日本全国そして海外で18歳から96歳まで、多地域・多世代の方々が集う通信教育課程。大学では約7,500名、大学院では約220名の方々が集い、仕事や家事といった日々の暮らしと両立しながら、数多くの社会人学生が学んでいらっしゃいます(2020年5月現在)。
今回は、美術科洋画コース2013年度卒業生の石川清幸さんに、入学したきっかけや在学時のエピソード、卒業から約6年経った現在の様子をお聞きしました。
定年を前に、一度はあきらめた芸大進学への夢を叶えるべく本学へ。
― 洋画コースに入学したきっかけは?
本当は、地元の高校に通っているときにも芸術大学への進学を考えて、ギリギリまで悩んでいたんです。悩んだ結果、芸術大学に進学したとしても、卒業後に職業として画家になれるだろうかという迷いがあり進学を諦め、高校卒業後は地元から通える信用金庫への就職を決めました。
仕事をしながらも、絵を描くことはずっと好きでしたので、自分で道具を買って制作していました。定年を前に、通信制という形でこの年齢からでも学び直せると知り、これだと思ったんです。
なんでもない日常の風景も、
自分の創造力を加えることで作品にできる。
― 実際に入学した直後の感想は?
入学すると、同年代の団塊世代の方もたくさんいて。様々な出会いに元気をもらい、新たな生きがいを手にできて励みになりました。60歳で迎える大学進学に、妻も喜んで応援してくれました。
ただ、いざ学びはじめると、絵画教室のように “楽しんで描く” だけではない難しさに直面しました。「絵が真面目すぎる」と指摘を受け、どうすればいいのだろうと悩んだことも。生まれて初めての抽象画など、柔軟な発想や創造力が求められる課題に四苦八苦しましたが、一方で新鮮な魅力を感じました。それまでは、見て感動したものだけが絵になると思っていましたが、なんでもない日常の風景も、自分の創造力を加えることで作品にできるんだと気が付きました。パワフルで個性的なクラスメイトにも刺激され、少しずつ、絵に対する考え方が自由になっていきました。
学ぶことで考え方が自由になる。
その変化は作品にも表れていく。
― 特に印象に残った授業は?
共通科目の「構想デッサン」です。お題は新聞を貼り合わせた大画面で “曲” を絵にすること。先生が「大胆だね」とおっしゃるほど、のびのび自由に描けて楽しかったですね。

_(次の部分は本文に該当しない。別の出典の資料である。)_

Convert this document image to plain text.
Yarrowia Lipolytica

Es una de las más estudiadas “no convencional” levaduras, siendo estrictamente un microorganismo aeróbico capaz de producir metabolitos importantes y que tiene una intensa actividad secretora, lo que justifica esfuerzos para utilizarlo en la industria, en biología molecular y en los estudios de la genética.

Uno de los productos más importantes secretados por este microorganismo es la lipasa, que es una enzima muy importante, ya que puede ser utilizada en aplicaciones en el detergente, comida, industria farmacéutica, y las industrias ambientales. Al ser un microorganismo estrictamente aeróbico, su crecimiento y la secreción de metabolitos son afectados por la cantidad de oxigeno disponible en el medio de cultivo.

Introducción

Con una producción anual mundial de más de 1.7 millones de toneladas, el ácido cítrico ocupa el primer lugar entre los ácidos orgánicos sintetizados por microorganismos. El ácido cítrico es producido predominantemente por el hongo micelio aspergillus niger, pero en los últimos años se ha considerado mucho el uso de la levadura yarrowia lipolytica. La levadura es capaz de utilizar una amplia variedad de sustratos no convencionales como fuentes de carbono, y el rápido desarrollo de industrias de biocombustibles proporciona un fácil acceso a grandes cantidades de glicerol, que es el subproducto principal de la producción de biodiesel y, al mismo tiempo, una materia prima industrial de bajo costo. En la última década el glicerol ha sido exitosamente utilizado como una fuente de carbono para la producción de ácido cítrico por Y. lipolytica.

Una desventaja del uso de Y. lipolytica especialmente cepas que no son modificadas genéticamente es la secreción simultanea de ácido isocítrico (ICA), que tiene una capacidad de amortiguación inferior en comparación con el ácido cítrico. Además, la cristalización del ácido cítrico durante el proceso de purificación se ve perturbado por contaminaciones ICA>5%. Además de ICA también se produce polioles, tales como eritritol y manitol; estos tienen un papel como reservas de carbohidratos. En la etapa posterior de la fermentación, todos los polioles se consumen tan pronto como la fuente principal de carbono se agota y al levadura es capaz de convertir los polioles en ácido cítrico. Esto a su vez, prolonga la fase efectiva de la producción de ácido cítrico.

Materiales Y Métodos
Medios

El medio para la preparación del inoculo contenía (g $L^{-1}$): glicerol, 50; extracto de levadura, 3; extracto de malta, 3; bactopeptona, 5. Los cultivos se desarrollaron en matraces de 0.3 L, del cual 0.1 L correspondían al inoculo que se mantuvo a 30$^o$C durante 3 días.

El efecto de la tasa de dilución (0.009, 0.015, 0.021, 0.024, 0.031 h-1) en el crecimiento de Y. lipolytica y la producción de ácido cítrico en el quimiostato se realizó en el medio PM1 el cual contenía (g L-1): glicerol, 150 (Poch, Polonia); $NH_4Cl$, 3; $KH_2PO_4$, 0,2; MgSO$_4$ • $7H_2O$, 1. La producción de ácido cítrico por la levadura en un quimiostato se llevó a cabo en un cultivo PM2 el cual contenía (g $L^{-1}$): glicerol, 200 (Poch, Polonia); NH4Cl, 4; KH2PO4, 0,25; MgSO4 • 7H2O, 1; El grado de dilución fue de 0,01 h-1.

そして、やはり最後に取り組んだ「卒業制作」ですね。卒業制作では、庭に咲いた桜の絵を描くうちにいろんなものが見えてきて。ひたすら想うがまま筆を重ねていくと、いつしか桜は消え、キャンバスに生まれたのは無限の宇宙でした。決して大満足の出来ではありませんが、気に入らなければ思いきって変えればいい、それができる洋画の良さをあらためて感じました。先生にも “絵が変わったね” と言われたりしました。
今のレベルよりもう一歩上へ。
卒業後も、描き続ける。
― 卒業後はどのように過ごされていますか?
卒業を迎え、6年間の学びの成果を「卒業報告展」として2014年7月に地元愛知県安城市で開催しました。個展をしても見てもらえる人が少ないのでは残念という想いもあり、新聞社へも積極的なPRを行いました。載せてもらえれば非常に幸運だと思っていましたが、定年退職して、通信制の大学に進学・卒業したのちに展示をすることが注目を集め、「面白い」と地元新聞で取り上げてくれました。その新聞を見てきてくださった方も多く、展示は大盛況となりました。
気持ちが続く限り、
絵を描き続け、夢を追い続けたい。
― これからの目標はありますか?
来年7月初旬に刈谷市美術館で個展を開催する予定です。私としては、人生最大のビッグイベント。今は個展に向けて制作を頑張っています。個展では、大型サイズで造形絵画と具象絵画の両方を展示予定。大学で抽象絵画・造形絵画の教えを受けたことをきっかけに、新しい自分の形を今でも模索しています。
また、卒業後に安城文化協会の副会長(美術部門代表)に就き、5年ほど経過しました。文化協会主催の諸行事、美術展、公募展運営協議会など、半公共的な事業の企画・運営に携わっています。自分が絵を描く活動の一方で、後進を育てていく、グループをまとめていく、そういう底辺づくりをしていかなくてはとも考えています。
実生活では妻と実母との3人暮らしで、実母の介護と畑の草取りや剪定に明け暮れ、孫4人がいつも出入りする日々。とても多忙な72歳ですが、これからも気持ちが続く限り、絵を描き続け、夢を見続けていきたいです。